Preparation and characterization of carbon nanotube and zinc oxide nanorod reinforced fish gelatin nanocomposite.

Abstract

This study presents a comprehensive analysis of a novel ternary nanocomposite of carbon nanotube (CNT) and ZnO-nanorod (ZNR) reinforced fish gelatin (FG). The nanocomposite is prepared by solution casting method by varying concentrations of nanofillers (0.00%, 0.20%, 0.25%, and 0.30%), where individual nanofillers are taken in the same concentration, and analyzed by different characterization techniques to comprehend their interaction. Regarding nanofillers, nearly perfect graphitized CNTs of minimum defects and ZNRs with high degree of crystallinity with an interlayer spacing of 0.233 nm are used and encapsulation of the nanofillers by the FG matrix is observed. The crystallinity is increased with the initial incorporation of nanofillers but interestingly decreases with higher concentrations of them. Amide bands are identified with peak shifting suggesting enhanced interactions between nanofillers and the FG matrix. Similar bands are also observed from the Raman spectra. Successful incorporation of the nanofillers is further confirmed from XPS spectra. An increase in the concentration of nanofiller is seen to have an impact on the thermal stability of the nanocomposites and also causes a shift in the glass transition and melting temperatures by 12 C and 19 C, respectively. Improvement in the mechanical properties is observed where Young’s modulus and ultimate strength are increased by 3.5 and 2.5 times, respectively. By investigating the optical properties bandgaps (Eg) and Urbach energy are determined and no significant change in Eg is observed.

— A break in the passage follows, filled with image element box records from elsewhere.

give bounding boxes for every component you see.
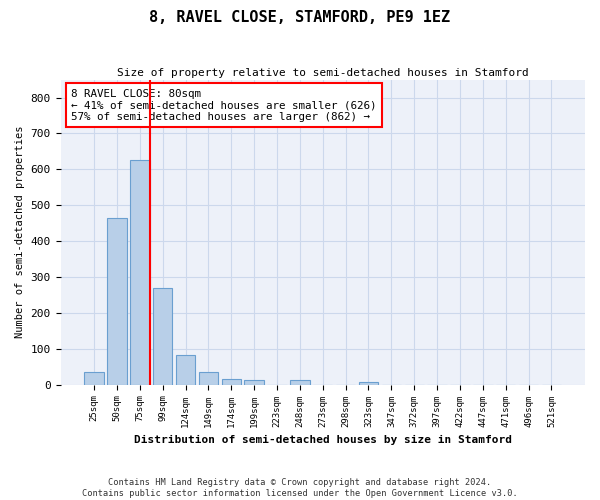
Bar bbox=[85, 372, 104, 384]
Title: Size of property relative to semi-detached houses in Stamford: Size of property relative to semi-detach… bbox=[117, 68, 529, 78]
Y-axis label: Number of semi-detached properties: Number of semi-detached properties bbox=[15, 126, 25, 338]
Bar bbox=[221, 380, 241, 384]
Bar bbox=[130, 160, 149, 384]
Bar bbox=[153, 288, 172, 384]
Text: 8, RAVEL CLOSE, STAMFORD, PE9 1EZ: 8, RAVEL CLOSE, STAMFORD, PE9 1EZ bbox=[149, 10, 451, 25]
Bar bbox=[244, 380, 264, 384]
Bar bbox=[199, 372, 218, 384]
Bar bbox=[107, 218, 127, 384]
Bar bbox=[176, 355, 195, 384]
Bar bbox=[290, 380, 310, 384]
X-axis label: Distribution of semi-detached houses by size in Stamford: Distribution of semi-detached houses by … bbox=[134, 435, 512, 445]
Bar bbox=[359, 382, 378, 384]
Text: 8 RAVEL CLOSE: 80sqm
← 41% of semi-detached houses are smaller (626)
57% of semi: 8 RAVEL CLOSE: 80sqm ← 41% of semi-detac… bbox=[71, 89, 377, 122]
Text: Contains HM Land Registry data © Crown copyright and database right 2024.
Contai: Contains HM Land Registry data © Crown c… bbox=[82, 478, 518, 498]
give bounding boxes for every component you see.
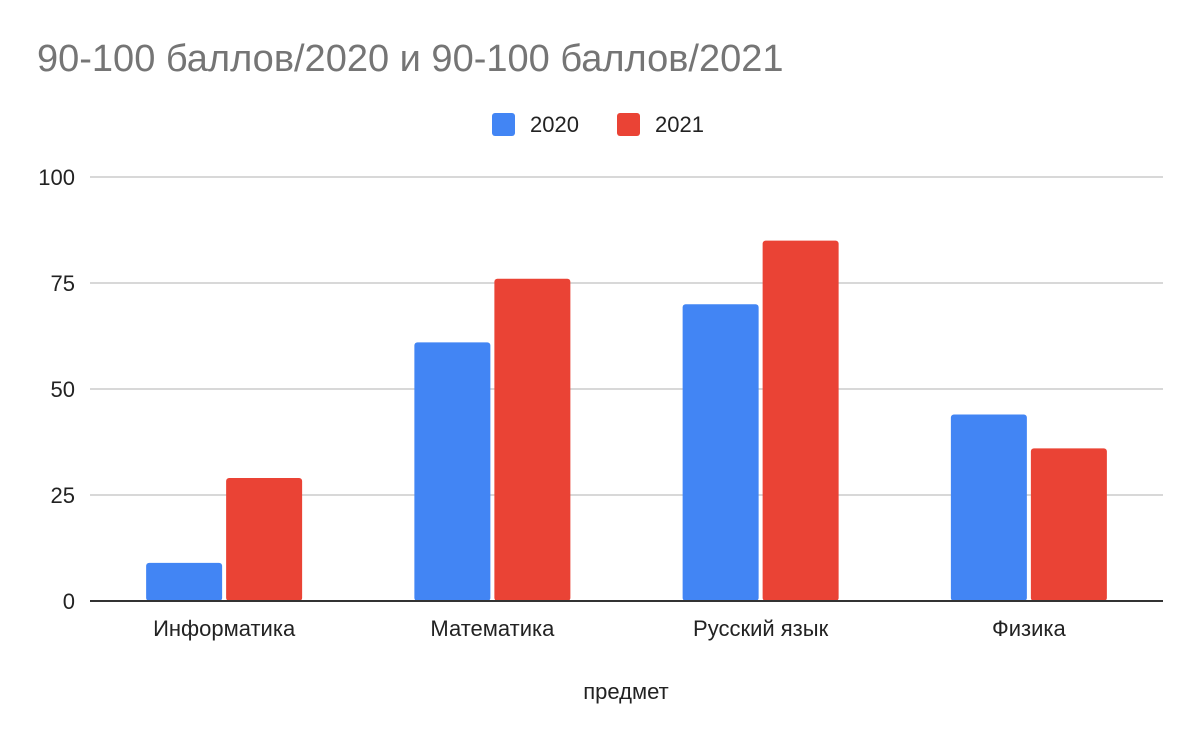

The current densityvoltage (JV) characteristics are also studied and observed the temperature effect on the JV relationship. The activation energy is also estimated for the prepared nanocomposite and a significant reduction from 1.96 keV for 0.00% FGCZ to 133.31 eV for 0.30% FGCZ nanocomposite is observed. This study would help to understand the influence of nanofillers in tailoring nanocomposite properties offering opportunities to tune properties and explore applications in next-generation technologies.